The marketing ploy piqued interest enough that when the news came that their first single, “The High Road”, would be released as a free download, it topped the US iTunes Single of the Week chart. Despite the free gift giveaway as a taster of what was to come, the album was leaked onto Bit Torrent a week later – something of an ironic kick in the teeth for Burton who found fame infamously dodging copyright cabals after cutting and pasting Jay-Z’s ‘The Black Album’ and The Beatles’ self-titled LP (more commonly known as ‘The White Album’) to create the aptly named ‘The Grey Album’ in 2004.

In all, the two artists are deferential towards each other’s talents and techniques in creating a unifying sound and sentiment. “The High Road” opens the album with playfully computerised glitches that have become the trademark twists, turns and layers that Burton has become recognised for. A twee sci-fi sheen that coverts the track before an anchored low-end baseline steadily whomps beneath the flourishing West Coast harmonies of Mercer. Again, on the likes of “Vaporize” and “Your Head Is on Fire” you can distinctly differentiate between the Mercer’s melody and Burton’s rhythmic detail – something that on paper should not fit, but does on record.

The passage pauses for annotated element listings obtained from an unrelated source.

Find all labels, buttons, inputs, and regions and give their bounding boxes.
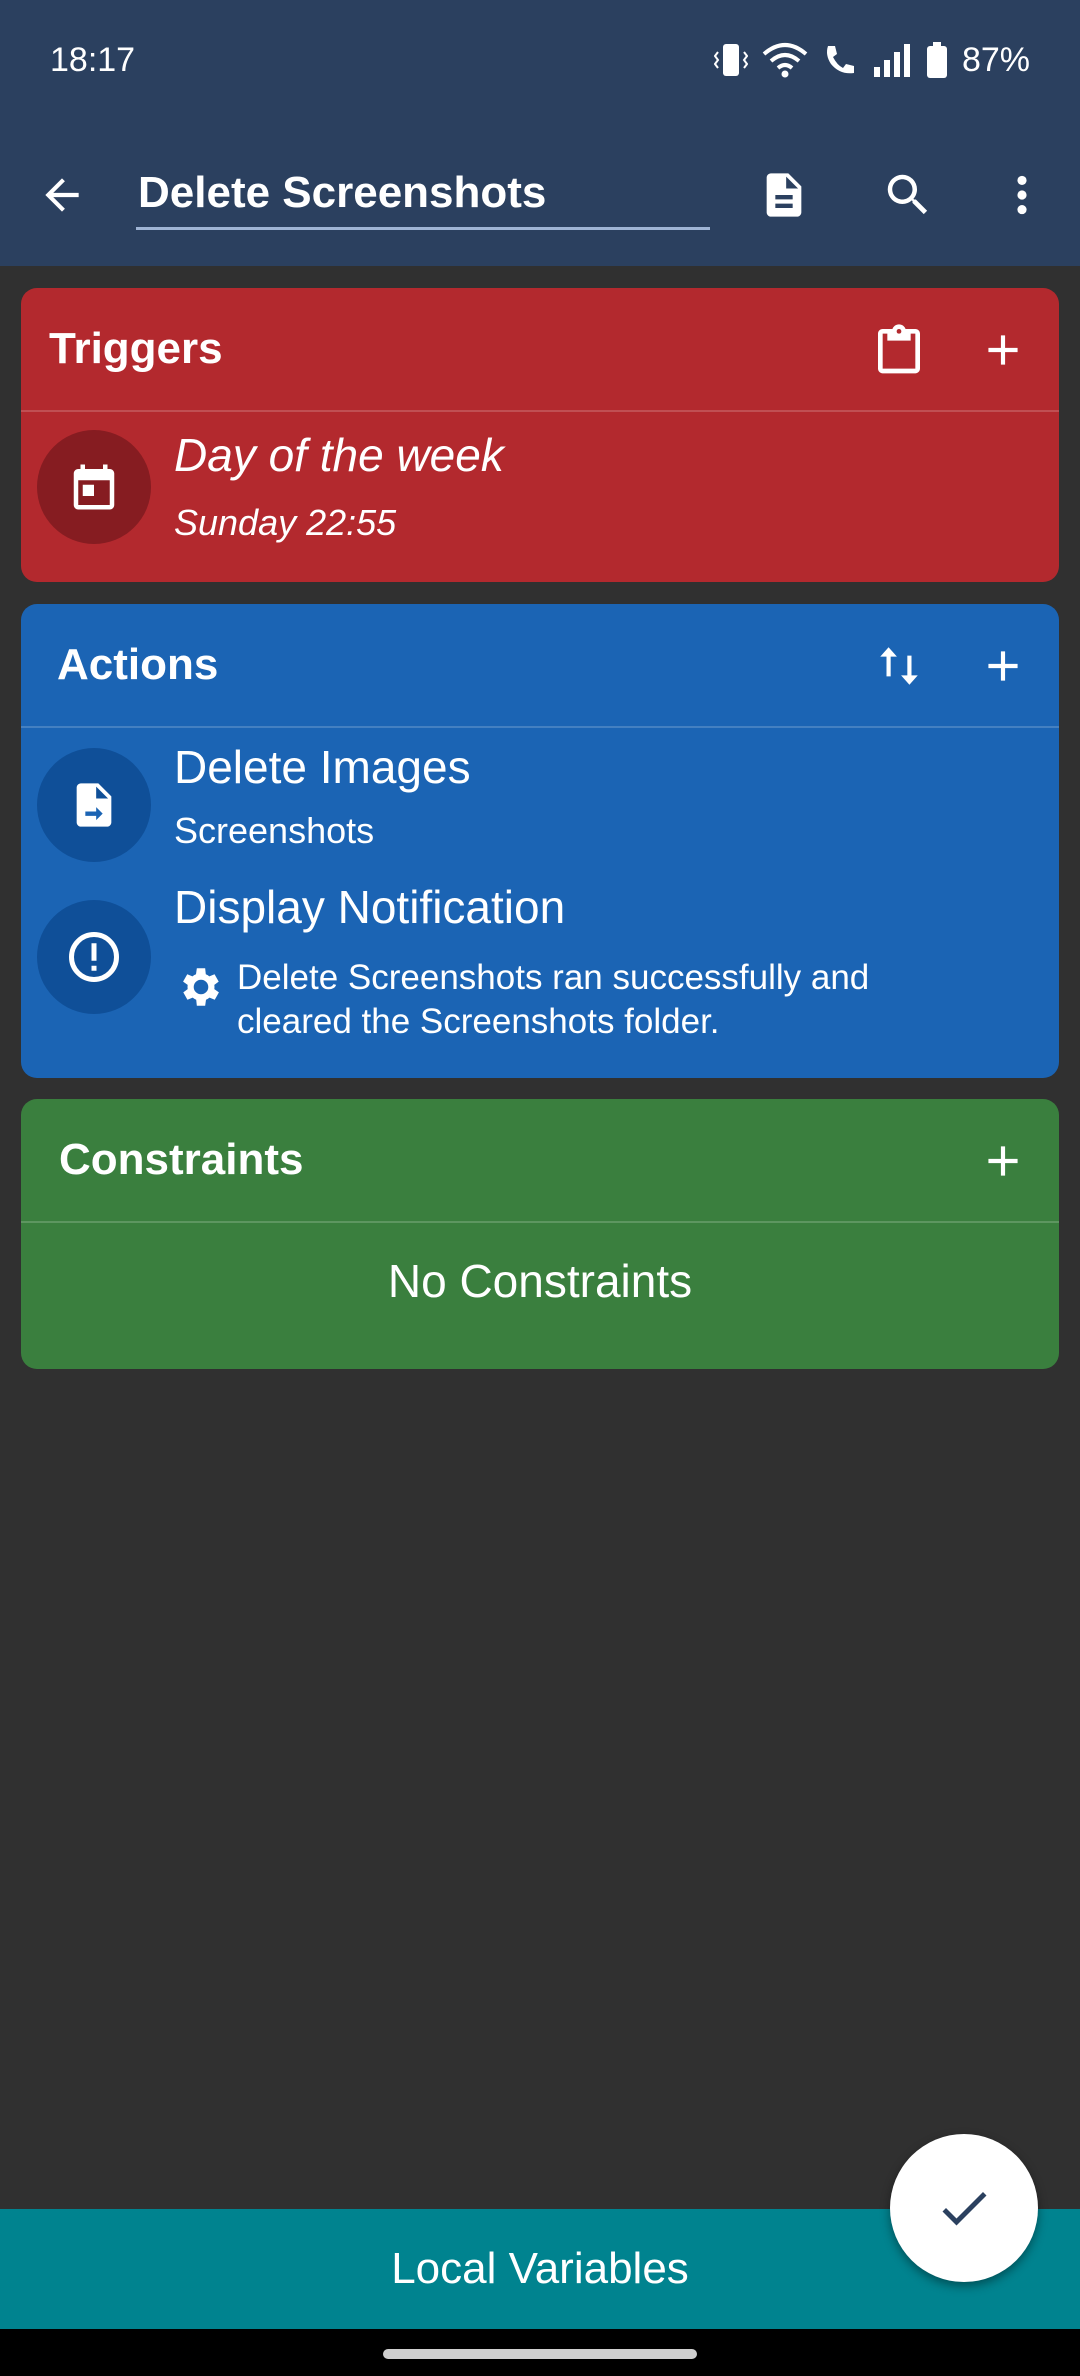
trigger-item-day-of-week[interactable]: Day of the week Sunday 22:55 <box>21 412 1059 582</box>
swap-vertical-icon <box>880 647 918 685</box>
file-move-icon <box>76 783 112 827</box>
action-icon-circle <box>37 748 151 862</box>
trigger-icon-circle <box>37 430 151 544</box>
wifi-calling-icon <box>826 46 854 74</box>
action-icon-circle <box>37 900 151 1014</box>
clipboard-icon <box>878 324 920 374</box>
action-item-display-notification[interactable]: Display Notification Delete Screenshots … <box>21 874 1059 1078</box>
constraints-header: Constraints <box>21 1099 1059 1223</box>
macro-name-text: Delete Screenshots <box>138 167 547 217</box>
triggers-card: Triggers Day of the week Sunday 22:55 <box>21 288 1059 582</box>
action-title: Delete Images <box>174 741 471 793</box>
search-button[interactable] <box>876 163 940 227</box>
back-button[interactable] <box>30 163 94 227</box>
reorder-actions-button[interactable] <box>867 634 931 698</box>
more-vert-icon <box>1017 175 1027 215</box>
home-gesture-pill[interactable] <box>383 2349 697 2359</box>
action-item-delete-images[interactable]: Delete Images Screenshots <box>21 728 1059 874</box>
triggers-title: Triggers <box>49 324 223 373</box>
description-button[interactable] <box>752 163 816 227</box>
actions-title: Actions <box>57 640 219 689</box>
check-icon <box>942 2192 987 2226</box>
action-subtitle: Screenshots <box>174 810 375 851</box>
navigation-bar <box>0 2329 1080 2376</box>
signal-icon <box>873 44 910 77</box>
status-time: 18:17 <box>50 40 136 79</box>
trigger-subtitle: Sunday 22:55 <box>174 502 397 543</box>
toolbar: Delete Screenshots <box>0 130 1080 260</box>
constraints-card: Constraints No Constraints <box>21 1099 1059 1369</box>
gear-icon <box>183 968 219 1006</box>
plus-icon <box>988 1146 1018 1176</box>
document-icon <box>766 173 802 217</box>
action-subtitle: Delete Screenshots ran successfully and … <box>237 958 870 1041</box>
paste-trigger-button[interactable] <box>867 318 931 382</box>
calendar-icon <box>73 464 115 510</box>
more-options-button[interactable] <box>990 163 1054 227</box>
battery-percent: 87% <box>961 40 1030 79</box>
wifi-icon <box>762 43 808 78</box>
triggers-header-actions <box>867 318 1035 382</box>
macro-name-input[interactable]: Delete Screenshots <box>136 158 710 230</box>
actions-header-actions <box>867 634 1035 698</box>
no-constraints-text: No Constraints <box>387 1255 693 1307</box>
add-action-button[interactable] <box>971 634 1035 698</box>
trigger-title: Day of the week <box>174 429 504 481</box>
status-icons: 87% <box>713 40 1030 80</box>
save-fab[interactable] <box>890 2134 1038 2282</box>
action-title: Display Notification <box>174 881 566 933</box>
triggers-header: Triggers <box>21 288 1059 412</box>
add-trigger-button[interactable] <box>971 318 1035 382</box>
local-variables-label: Local Variables <box>391 2244 689 2293</box>
actions-header: Actions <box>21 604 1059 728</box>
constraints-title: Constraints <box>59 1135 304 1184</box>
arrow-left-icon <box>45 178 79 212</box>
add-constraint-button[interactable] <box>971 1129 1035 1193</box>
battery-icon <box>926 42 947 78</box>
plus-icon <box>988 335 1018 365</box>
status-bar: 18:17 87% <box>0 0 1080 120</box>
search-icon <box>887 174 928 215</box>
app-bar: 18:17 87% Delete Screenshots <box>0 0 1080 266</box>
constraints-header-actions <box>971 1129 1035 1193</box>
plus-icon <box>988 651 1018 681</box>
actions-card: Actions Delete Images Screenshots Displa… <box>21 604 1059 1078</box>
vibrate-icon <box>713 44 748 76</box>
alert-circle-icon <box>69 932 119 982</box>
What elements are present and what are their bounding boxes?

Retrospective and romantic, ‘Broken Bells’ is unlikely to produce any chart-topping singles, but it does throw out a few listenable and catchy gems. “The Ghost Inside” bounces to fashionably disco-dubbed baselines and well-timed handclaps that carry Mercer’s stretched falsetto akin to Michael Jackson and Prince; the dark electronic intonations that drive “Mongrel Heart” pulsating Whitest Boy Alive dance-ability; or cinematic strings that pour life and beauty into “The Mall and Misery”’s stuttering dancefloor hooks.

There is the occasional glum haze of meandering regression (“Sailing To Nowhere”, “Trap Door”, “Citizen”) that you would come to expect of such an odd collaborative couple, but you can almost forgive them for the clarity and understanding that resides in an otherwise interesting and exploratory listen into two artists striving for change mid-career/life crisis.